Lawyers and Cybersecurity: Preventing Breaches of Confidential Information
Attorneys have a professional obligation to protect client confidences and communications, but technology has made this increasingly difficult. As a recent article in the Wall Street Journal, “Lawyers Vigilant on Cybersecurity,” explains, lawyers face serious cybersecurity threats precisely because their clients entrust them with highly sensitive and classified information. Criminal and state-sponsored hackers target law firms to gain access to these confidential cases, especially if the information involves corporate mergers or acquisitions. In some instances, insider information could be sold for millions, and so tech-savvy criminals go after the weakest link—the lawyers with access to this sensitive data.
There are no statistics of how many firms have been hacked: The FBI doesn’t keep records on which types of businesses have been the subject of attacks, and law firms have been less than forthcoming about whether they’ve had security breaches. Admitting client information leaks would be far too damaging to a firm’s reputation. Law-enforcement officials suggest, however, that more and more often, law firms find themselves the targets of cyberattacks. As the Wall Street Journal article notes, the FBI has evidence of confidential business documents exfiltrated from law firms via cyberattacks.
Recently proposed changes to attorney ethical rules by the American Bar Association (ABA) also suggest that the profession sees technical breaches as an industry-wide problem. Earlier this week the ABA Commission on Ethics announced that its proposed changes to the Model Rules includes requiring lawyers to take proactive measures to protect their client’s information when using new technologies. The proposed edits suggest that lawyers have to be more aware of both “inadvertent and unauthorized” disclosures—in other words, leaks from inside and hacks from outside a firm.
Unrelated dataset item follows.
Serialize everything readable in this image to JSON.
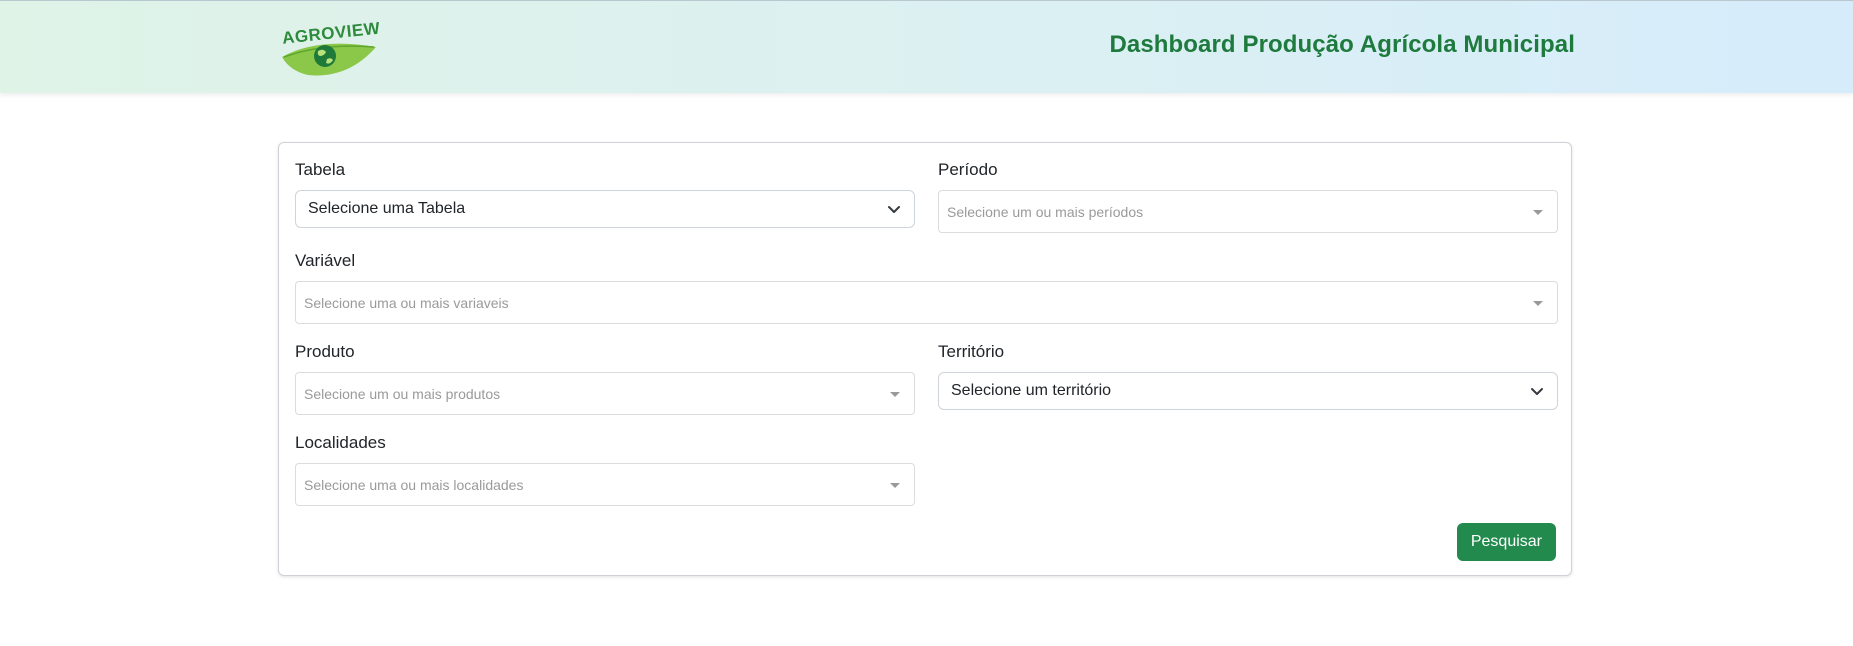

These changes warn technophobes that they need to abandon their Luddite ways, because lawyers now have a duty to "keep abreast of changes in the law,... including the benefits and risks associated with relevant technology." In other words, claiming ignorance is simply not an excuse.
By putting the onus on lawyers, the ABA is acknowledging what those of us who study and track security breaches have been shouting from the rooftops for years: preventing security breaches is not just about technology; it’s about changing human behavior. As the Wall Street Journal article makes clear, “the weakest link at law firms of any size are often their own employees.”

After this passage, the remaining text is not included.